Written by Sophia Anner, ESLLC 2016-2017
As part of my Community Engagement project with the Food and Garden section of the Center for Sustainability, I have become very interested and focused on hydroponic farming. Hydroponics uses water completely in place of soil that is found in traditional farming. At the Center, we had two hydroponic towers running over fall quarter and into break, and though they are now stopped, we have some grand plans for our hydroponics in the future, which I’ll explain later. First, let me explain the parts that go into a hydroponic tower.
All towers will have a reservoir. In the towers that we had, the reservoir was incorporated as the bottom of the tower, and it has a pump inside that carries water to all the plant receptacles on the tower. A different version looks like long, horizontal panels with six to eight plant receptacles in each. Many of these panels can be hung together, one on top of the other, and they can all be connected to an irrigation system that pumps from a bucket full of water.
The seeds are grown in what we call seed starts, that is done in a material called Rockwool. Rockwool is spun fibers of molten chalk and basalt rock that is compressed into a sheet of seed starts with little holes for the seed to go into. First quarter, we grew basil and swiss chard. A member of our team, Zane, cared for the seed starts until a stem began to grow. At this point, the sheet is broken into its smaller squares and the plant in the Rockwool is placed into the plant receptacles.
In terms of day to day care, the pump is on a timer so that it is running 15 minutes every hour for 24 hours. There are also lights that provide the insolation needed for photosynthesis surrounding the tower. These are on a timer to be one from 6 am to 6 pm. Another possibility would be to move the hydroponic tower outside without lights and let sunlight do the work. Every few days, we fill a five-gallon bucket with water and add two nutrients to it that act as a fertilizer for the plants. It is essential to check the water level at least every two days because if the pump tries to run while there is no water, it will permanently break. We also test the pH and add either pH up or pH down (two different chemicals) to make sure the pH is between 5.5 and 6.5. Hydroponics actually tend to grow better because the nutrients go straight to the plant roots, instead of being fed in through the soil.
At the end of break, our swiss chard didn’t make it, but we had a very successful basil growth, most of which was donated to Nagel Hall, and they used it in their meals!
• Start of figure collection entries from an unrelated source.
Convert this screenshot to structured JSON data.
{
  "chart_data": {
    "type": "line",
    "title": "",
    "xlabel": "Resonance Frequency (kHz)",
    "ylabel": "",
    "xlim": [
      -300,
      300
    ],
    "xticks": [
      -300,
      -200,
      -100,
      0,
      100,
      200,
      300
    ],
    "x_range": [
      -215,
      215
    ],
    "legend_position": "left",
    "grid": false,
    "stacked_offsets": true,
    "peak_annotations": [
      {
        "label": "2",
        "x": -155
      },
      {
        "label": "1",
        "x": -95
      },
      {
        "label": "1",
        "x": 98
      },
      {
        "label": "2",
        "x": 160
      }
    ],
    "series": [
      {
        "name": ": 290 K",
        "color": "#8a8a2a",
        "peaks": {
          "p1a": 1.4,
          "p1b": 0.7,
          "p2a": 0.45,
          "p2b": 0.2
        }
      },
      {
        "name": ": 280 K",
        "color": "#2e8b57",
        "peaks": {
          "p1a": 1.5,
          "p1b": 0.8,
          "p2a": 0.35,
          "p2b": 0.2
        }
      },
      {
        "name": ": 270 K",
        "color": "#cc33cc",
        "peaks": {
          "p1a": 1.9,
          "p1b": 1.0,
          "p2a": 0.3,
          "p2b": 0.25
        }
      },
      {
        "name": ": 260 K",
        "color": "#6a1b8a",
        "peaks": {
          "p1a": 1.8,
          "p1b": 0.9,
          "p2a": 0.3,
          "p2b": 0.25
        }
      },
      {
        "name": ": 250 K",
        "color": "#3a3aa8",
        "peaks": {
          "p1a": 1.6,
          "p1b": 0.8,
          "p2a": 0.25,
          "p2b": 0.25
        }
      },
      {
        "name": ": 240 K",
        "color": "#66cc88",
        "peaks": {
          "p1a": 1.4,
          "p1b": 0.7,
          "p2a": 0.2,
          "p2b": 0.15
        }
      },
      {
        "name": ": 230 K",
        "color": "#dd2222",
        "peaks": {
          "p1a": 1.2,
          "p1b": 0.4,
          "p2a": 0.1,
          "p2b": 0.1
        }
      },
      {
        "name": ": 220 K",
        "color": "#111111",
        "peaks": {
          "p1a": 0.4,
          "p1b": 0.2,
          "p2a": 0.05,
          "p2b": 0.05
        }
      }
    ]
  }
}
This ties into the major plans for hydroponics towers. It was given to me as an initiative to consider possibilities for hydroponics on campus, and through working with the rest of my team, we came up with some very exciting ideas:
- Grow edible foods on hydroponic towers for the dining halls to use
- Grow edible foods on hydroponics to donate to our campus food pantry
- Establish a hydroponic tower in a local elementary classroom, teach the students how to take care of it, and teach some short lessons on the importance of fresh food
We’re still in the works of figuring out which of these we’re going to do because we’ve hit some barriers. If we want to grow for dining halls, we would need to figure out what food safety regulations we need to be able to follow (I’m not quite sure how we got the basil to Nagel), determine what Sodexo would want from us, and be able to grow the amount that they would need. The food pantry is looking like our best option, but it is also just getting started. In addition, most people don’t know about it. A grad student, Alfredo, is developing the food pantry for students who can’t pay for groceries on their own or need some support in addition to dining hall food. The plan is to have a website with the available food that you can “shop” for online, and then pick it up at a specific location, which might end up being the old center in JMAC. It would be incredible to grow for the pantry, but we would have to still follow food safety regulations, and it is also unclear what kind of demand we would even have. The final option, growing for a school, is a large project that would take a while to establish, but it would be very rewarding. I’ve already talked to one professor about this, as she has a connection to a local Montessori school that would be able to integrate this project into their curriculum well.
Clearly I have a lot of ideas, but like Chad said at the sustainability retreat, we don’t want to reinvent the wheel. I have plans to meet with two girls who were studying abroad and had previous ideas about hydroponics at DU. It also makes sense to consider what other people and schools are doing. Cornell University has a professor that established a high school program related to aquaponics. Aquaponics is the combination of aquaculture (raising fish) and hydroponics. The fish provide nutrients to the plants and the plants clean the water for the fish. Many universities have school farms that contribute to the dining halls or a local food pantry, but not many of them use hydroponics. The best example is six Georgia Tech engineering student who developed a common space with glass walls to act as a greenhouse, hydroponics systems surrounding it, and an aquaponics system in the center. Not only does this provide produce to the local food bank, the school’s farming market, and the dining halls, but it provides a common space for students to hang out and learn about hydroponics. Hopefully, something similar can be incorporated into DU sometime in the future!